There was a lot of talking among Leeds’ players all night
against Hull City. Nothing was working as it should have been, and they were
trying to work out why. Throughout the unbeaten run of 2024, the triangle of
Rodon, Ethan Ampadu, and Ilia Gruev has held everything together, setting the
platform for everyone else to get on with their jobs. But now that axis has
been disrupted by Gruev’s absence, nobody was doing what their teammates around
them were expecting. After Hull equalised, Pat Bamford, Cree Summerville, Glen
Kamara, and Archie Gray were debating who should have closed down Regan Slater.
At one point, the disconnect throughout the entire team was underlined by
Bamford and Illan Meslier telling each other that, whatever they were trying to
do, do something different.
Rodon wasn’t in the mood for discussion. He rarely is,
playing every game with the moody expression of a kid who’s been told to come
in for their tea only to find a plate of vegetables rather than ice cream. And
on that night of all nights, struggling with a back spasm that meant he
couldn’t even join in with light training on the morning of the game, tactical
nuances could wait. The last thing he needed was to be scrapping for a win
while his teammates were dicking around drawing.
Instead, Rodon was yelling at everyone. The opposition, the
referee, his own team. He wasn’t even sparing himself the occasional verbal
lashing. Anything to take his mind off the pain in his back and the fatigue of
his 47th game of the season. Jesus Christ could have risen from the centre
circle carrying two bags full of Easter eggs and Rodon would have grabbed him
by the scruff of his robe and told him to fuck off the pitch and let Leeds get
on with trying to win the game.
Given Daniel Farke revealed after the game that Rodon was
playing dosed up with painkillers, maybe it wouldn’t have been a surprise if he
did hallucinate Jesus in the centre circle. I’ve often thought the best nights
at Elland Road can feel like a psychedelic trip.

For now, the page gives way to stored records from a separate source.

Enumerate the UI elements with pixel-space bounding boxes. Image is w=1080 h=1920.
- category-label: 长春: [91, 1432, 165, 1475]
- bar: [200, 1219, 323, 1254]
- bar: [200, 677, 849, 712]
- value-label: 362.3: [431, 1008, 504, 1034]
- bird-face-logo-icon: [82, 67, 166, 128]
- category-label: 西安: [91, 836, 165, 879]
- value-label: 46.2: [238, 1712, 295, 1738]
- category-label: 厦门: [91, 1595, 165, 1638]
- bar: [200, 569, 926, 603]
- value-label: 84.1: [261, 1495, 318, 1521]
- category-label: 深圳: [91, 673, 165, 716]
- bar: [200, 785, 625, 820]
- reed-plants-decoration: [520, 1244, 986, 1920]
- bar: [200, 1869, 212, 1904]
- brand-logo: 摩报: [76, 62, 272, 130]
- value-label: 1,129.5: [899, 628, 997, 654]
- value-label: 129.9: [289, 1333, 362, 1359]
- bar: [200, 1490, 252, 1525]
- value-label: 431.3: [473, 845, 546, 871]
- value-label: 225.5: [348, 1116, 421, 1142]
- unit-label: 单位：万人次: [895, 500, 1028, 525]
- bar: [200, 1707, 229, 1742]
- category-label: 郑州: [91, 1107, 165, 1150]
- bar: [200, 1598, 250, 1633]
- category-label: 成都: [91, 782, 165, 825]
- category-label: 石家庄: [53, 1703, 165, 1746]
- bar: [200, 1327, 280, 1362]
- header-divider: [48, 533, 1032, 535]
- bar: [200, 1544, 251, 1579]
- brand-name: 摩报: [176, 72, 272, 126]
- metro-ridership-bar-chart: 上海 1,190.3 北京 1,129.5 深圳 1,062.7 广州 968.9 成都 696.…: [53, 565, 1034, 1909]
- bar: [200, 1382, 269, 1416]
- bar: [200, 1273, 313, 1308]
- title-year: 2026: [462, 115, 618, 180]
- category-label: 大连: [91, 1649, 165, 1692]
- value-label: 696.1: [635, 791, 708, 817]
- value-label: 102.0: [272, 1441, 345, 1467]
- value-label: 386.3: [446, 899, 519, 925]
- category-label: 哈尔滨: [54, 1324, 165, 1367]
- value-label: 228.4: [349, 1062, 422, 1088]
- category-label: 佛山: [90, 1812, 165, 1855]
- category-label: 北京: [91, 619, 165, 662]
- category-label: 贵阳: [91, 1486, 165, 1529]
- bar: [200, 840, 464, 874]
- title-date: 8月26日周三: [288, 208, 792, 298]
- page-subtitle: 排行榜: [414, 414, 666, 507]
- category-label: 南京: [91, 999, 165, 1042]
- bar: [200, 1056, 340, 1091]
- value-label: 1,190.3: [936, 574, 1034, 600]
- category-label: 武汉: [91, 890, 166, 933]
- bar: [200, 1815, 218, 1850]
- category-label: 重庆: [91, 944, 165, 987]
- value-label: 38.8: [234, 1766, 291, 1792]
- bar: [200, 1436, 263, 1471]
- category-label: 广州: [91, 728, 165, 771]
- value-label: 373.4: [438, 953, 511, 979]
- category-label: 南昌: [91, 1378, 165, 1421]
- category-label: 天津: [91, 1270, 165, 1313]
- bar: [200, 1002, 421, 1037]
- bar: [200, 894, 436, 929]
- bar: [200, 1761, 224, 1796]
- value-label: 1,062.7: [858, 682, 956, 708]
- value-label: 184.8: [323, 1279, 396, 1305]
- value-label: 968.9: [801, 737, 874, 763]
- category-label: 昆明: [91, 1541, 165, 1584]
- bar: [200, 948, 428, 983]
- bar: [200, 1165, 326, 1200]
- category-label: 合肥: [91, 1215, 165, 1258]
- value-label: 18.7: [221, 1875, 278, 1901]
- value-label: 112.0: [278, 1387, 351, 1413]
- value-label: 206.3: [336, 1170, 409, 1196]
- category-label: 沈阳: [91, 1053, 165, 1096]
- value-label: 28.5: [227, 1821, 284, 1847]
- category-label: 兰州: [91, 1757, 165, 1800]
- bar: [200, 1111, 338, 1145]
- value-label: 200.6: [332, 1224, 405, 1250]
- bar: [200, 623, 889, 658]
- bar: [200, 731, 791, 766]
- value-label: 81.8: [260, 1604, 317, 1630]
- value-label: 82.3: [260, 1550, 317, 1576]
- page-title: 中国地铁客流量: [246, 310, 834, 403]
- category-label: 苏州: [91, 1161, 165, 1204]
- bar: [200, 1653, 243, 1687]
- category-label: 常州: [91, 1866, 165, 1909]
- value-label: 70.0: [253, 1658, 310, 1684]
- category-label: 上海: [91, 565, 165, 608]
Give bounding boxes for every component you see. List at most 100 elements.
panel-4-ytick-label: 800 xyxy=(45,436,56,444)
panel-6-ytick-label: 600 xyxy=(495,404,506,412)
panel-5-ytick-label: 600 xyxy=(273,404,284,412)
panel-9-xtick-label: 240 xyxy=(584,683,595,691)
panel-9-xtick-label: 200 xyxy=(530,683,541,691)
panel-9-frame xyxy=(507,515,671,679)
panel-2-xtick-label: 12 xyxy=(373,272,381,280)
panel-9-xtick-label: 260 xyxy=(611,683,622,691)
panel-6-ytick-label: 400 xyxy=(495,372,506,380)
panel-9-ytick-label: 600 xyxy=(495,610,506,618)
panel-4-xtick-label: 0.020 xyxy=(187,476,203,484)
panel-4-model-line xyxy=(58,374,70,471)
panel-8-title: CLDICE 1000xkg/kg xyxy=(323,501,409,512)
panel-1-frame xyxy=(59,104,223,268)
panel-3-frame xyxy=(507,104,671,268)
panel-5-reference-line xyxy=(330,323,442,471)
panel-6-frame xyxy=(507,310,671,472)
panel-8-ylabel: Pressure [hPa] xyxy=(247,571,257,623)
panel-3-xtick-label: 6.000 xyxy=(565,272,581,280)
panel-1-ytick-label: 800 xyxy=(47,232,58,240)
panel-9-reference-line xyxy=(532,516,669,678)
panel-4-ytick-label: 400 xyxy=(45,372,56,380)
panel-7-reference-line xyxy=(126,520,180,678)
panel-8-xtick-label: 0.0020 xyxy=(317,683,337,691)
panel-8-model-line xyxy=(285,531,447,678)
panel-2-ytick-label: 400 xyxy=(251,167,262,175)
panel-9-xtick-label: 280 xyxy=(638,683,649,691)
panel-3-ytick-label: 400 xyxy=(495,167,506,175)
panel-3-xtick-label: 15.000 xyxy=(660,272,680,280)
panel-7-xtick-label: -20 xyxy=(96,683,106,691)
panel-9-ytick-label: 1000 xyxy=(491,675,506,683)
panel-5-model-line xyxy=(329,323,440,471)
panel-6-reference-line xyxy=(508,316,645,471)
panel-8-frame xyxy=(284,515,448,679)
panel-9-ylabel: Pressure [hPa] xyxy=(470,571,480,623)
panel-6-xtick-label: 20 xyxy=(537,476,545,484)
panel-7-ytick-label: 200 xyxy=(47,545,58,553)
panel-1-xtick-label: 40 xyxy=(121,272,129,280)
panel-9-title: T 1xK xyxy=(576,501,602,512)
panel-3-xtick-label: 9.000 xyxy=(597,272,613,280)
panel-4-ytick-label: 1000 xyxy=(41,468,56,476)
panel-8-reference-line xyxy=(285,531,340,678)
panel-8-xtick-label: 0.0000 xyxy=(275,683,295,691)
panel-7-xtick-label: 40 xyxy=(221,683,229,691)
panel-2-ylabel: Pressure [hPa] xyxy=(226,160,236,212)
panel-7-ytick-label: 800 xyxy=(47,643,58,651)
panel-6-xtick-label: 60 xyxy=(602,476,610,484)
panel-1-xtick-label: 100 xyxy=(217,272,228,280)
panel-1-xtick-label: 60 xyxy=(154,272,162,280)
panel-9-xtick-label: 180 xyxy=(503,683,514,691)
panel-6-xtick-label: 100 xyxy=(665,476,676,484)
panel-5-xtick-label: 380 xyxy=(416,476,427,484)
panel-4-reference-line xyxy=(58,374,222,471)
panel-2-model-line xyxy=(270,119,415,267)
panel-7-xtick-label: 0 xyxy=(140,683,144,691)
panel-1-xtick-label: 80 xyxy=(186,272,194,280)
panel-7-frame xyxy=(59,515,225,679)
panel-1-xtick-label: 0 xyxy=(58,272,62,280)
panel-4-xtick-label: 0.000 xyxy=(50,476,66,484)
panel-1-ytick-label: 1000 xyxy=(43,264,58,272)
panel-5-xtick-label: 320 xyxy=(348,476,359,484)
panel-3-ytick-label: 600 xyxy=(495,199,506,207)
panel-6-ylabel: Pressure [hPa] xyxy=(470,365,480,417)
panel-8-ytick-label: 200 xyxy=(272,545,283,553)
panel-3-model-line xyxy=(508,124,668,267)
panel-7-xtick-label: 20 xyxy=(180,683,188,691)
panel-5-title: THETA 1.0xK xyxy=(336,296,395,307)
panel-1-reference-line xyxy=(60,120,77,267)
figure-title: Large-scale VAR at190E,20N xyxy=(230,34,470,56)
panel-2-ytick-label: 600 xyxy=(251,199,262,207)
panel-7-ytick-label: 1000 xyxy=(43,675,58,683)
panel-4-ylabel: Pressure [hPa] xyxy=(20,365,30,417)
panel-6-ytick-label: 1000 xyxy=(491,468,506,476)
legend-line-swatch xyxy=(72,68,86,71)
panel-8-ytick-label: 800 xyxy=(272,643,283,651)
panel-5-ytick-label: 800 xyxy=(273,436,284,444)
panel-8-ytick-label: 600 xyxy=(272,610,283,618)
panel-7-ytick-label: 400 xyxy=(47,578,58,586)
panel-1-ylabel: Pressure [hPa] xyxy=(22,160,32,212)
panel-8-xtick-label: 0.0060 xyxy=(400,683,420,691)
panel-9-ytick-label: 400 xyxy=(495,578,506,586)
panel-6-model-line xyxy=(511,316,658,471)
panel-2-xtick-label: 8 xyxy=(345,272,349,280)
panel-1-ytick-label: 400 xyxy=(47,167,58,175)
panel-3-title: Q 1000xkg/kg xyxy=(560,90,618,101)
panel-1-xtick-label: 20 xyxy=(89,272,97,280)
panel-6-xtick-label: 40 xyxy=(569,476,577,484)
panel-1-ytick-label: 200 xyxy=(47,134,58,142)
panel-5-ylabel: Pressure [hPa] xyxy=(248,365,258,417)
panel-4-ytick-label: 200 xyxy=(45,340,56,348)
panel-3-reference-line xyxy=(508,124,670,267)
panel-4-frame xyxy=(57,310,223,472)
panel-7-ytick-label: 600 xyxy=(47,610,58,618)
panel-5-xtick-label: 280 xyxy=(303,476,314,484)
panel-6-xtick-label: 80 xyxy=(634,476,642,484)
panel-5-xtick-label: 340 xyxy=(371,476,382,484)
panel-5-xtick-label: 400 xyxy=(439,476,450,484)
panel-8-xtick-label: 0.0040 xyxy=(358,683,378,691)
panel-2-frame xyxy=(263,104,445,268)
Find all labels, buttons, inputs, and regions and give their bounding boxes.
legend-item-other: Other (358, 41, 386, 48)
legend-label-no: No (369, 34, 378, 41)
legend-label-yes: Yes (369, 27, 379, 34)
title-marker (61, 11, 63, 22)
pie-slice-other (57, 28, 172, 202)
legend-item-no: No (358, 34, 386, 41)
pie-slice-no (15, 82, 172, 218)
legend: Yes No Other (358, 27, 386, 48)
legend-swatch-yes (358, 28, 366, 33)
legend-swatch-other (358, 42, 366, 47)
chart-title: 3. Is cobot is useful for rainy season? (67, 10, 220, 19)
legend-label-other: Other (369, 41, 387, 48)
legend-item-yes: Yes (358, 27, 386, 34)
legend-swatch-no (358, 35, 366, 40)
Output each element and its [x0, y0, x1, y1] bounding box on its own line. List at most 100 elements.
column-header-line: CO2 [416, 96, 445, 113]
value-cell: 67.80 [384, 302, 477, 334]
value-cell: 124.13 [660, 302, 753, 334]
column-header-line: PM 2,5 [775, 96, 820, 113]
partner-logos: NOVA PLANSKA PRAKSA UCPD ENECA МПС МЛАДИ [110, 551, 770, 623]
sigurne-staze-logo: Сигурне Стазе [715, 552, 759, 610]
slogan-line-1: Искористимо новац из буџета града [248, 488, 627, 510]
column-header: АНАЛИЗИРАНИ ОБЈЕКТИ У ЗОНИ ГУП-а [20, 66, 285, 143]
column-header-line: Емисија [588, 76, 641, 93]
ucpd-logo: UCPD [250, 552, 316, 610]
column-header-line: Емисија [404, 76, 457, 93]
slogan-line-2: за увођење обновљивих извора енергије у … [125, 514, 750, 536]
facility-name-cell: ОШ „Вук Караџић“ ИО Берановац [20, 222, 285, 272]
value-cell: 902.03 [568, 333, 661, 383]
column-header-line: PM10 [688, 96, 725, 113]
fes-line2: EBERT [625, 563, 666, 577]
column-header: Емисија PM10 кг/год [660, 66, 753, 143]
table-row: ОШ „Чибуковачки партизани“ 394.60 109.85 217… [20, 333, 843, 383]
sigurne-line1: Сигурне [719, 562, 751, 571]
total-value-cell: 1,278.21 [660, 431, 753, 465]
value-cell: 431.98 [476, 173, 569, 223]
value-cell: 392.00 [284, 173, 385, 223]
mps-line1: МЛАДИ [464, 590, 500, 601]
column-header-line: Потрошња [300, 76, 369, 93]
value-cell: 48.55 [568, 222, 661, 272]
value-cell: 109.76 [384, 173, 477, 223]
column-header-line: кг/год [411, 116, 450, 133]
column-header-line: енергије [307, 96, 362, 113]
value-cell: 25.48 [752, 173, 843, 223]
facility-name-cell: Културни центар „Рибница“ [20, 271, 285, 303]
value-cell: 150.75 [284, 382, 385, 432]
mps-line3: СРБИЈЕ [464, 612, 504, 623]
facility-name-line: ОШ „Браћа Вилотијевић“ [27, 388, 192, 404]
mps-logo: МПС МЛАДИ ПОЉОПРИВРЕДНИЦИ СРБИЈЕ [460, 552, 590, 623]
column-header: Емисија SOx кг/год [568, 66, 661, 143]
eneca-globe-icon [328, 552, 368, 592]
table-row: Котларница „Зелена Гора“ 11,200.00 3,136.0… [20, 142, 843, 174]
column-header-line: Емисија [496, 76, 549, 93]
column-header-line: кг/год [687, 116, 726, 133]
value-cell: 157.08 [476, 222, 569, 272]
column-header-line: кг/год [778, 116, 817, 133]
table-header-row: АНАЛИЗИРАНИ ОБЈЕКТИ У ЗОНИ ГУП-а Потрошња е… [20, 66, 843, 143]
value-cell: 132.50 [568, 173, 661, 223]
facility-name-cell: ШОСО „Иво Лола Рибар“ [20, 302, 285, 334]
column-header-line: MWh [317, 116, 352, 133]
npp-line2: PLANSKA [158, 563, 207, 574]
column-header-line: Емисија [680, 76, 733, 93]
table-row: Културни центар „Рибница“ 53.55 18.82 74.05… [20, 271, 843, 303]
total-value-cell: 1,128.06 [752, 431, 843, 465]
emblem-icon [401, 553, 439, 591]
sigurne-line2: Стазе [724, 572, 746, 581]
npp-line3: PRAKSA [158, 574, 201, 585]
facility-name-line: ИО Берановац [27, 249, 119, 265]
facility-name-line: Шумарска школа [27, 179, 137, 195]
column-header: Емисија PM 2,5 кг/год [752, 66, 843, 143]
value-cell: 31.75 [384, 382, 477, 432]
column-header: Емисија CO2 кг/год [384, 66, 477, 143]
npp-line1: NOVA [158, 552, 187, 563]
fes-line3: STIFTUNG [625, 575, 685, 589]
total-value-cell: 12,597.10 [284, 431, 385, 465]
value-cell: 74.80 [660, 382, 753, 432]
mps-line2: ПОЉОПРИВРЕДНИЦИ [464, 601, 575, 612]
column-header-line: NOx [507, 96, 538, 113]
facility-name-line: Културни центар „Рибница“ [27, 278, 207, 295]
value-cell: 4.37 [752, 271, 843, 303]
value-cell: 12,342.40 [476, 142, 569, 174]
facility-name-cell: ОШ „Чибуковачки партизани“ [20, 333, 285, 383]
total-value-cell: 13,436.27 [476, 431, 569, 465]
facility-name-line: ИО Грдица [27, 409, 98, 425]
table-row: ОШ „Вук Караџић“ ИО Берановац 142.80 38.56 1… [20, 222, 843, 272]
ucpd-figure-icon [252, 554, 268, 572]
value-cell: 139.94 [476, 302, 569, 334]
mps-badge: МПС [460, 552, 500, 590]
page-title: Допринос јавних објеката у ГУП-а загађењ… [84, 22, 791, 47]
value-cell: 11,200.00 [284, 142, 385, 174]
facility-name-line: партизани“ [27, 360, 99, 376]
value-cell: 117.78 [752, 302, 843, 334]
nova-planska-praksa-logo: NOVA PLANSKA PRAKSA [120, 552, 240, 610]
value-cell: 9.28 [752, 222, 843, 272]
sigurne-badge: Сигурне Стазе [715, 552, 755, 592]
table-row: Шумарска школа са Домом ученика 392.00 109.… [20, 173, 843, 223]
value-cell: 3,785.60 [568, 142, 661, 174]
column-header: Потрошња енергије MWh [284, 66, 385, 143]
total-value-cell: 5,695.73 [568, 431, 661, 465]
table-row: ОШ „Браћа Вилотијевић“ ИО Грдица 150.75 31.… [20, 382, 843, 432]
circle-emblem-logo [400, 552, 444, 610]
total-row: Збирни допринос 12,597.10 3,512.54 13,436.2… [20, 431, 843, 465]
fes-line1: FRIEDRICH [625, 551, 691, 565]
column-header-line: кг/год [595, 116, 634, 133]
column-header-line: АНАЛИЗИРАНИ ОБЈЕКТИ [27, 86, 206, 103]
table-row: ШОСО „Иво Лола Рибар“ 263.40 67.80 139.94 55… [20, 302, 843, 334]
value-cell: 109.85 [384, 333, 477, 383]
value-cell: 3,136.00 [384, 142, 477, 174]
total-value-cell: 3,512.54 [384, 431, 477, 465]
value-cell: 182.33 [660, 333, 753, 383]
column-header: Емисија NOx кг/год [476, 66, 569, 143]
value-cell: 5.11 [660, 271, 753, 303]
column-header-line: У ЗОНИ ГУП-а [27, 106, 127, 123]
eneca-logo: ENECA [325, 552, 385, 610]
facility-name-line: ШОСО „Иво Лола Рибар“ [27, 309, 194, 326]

In The Doors Of Perception,
Aldous Huxley notes ‘the close similarity, in chemical composition, between
mescalin and adrenalin’. I’m no chemist, but it might be the best explanation
I’ve heard for why, when Elland Road is at its most terrifyingly exhilarating,
the green of the pitch and the white of the kits appear more vivid, the aroma
of fried onions, flat lager, and god awful farts smells more pungent, and the
songs and silences and sighs of the crowd sound so much more distinct.
At least that’s why I reckon my palms were getting clammy
and I could feel my heart beating out of my chest. At one point in the second
half I become very aware I was experiencing the tension through my own two
eyes, puzzled by how 35,000 people could be going through their own unique
sensations yet feeling the exact same emotions, the type of thought that should
only be voiced at 3am in a random kitchen while a wide-eyed stranger is talking
very quickly about Area 51. Then Dan James dropped a tab of LSB from fifty
yards and all four sides of the stadium were shaking and swaying and I felt
like I was spinning around in a washing machine.
Or maybe Rodon wasn’t hallucinating at all, and was just
raging at the world like the rest of us, because he understood exactly what was
happening and it was making him furious. Perhaps that’s the most logical
explanation for why he was chasing after a ball down the right wing just so he
could try to knock someone over. As Leeds were defending their 2-1 lead in the
first minute of stoppage time, Rodon roared when Meslier claimed a simple catch
of a looping ball into the air, then bollocked the referee for daring to give a
free-kick after he blatantly tripped someone up on the halfway line. With a
minute to go, he growled in celebration at his bezzie Ampadu for heading a
dangerous ball across the six-yard box out for a corner, which Rodon headed
away not once, but twice, completing a thirteen-second hat-trick of defending
by blocking a shot to launch the counter that allowed James to send everyone
into delirium. Rodon didn’t bother looking where his block landed. He turned to
face the South Stand, and screamed at them too.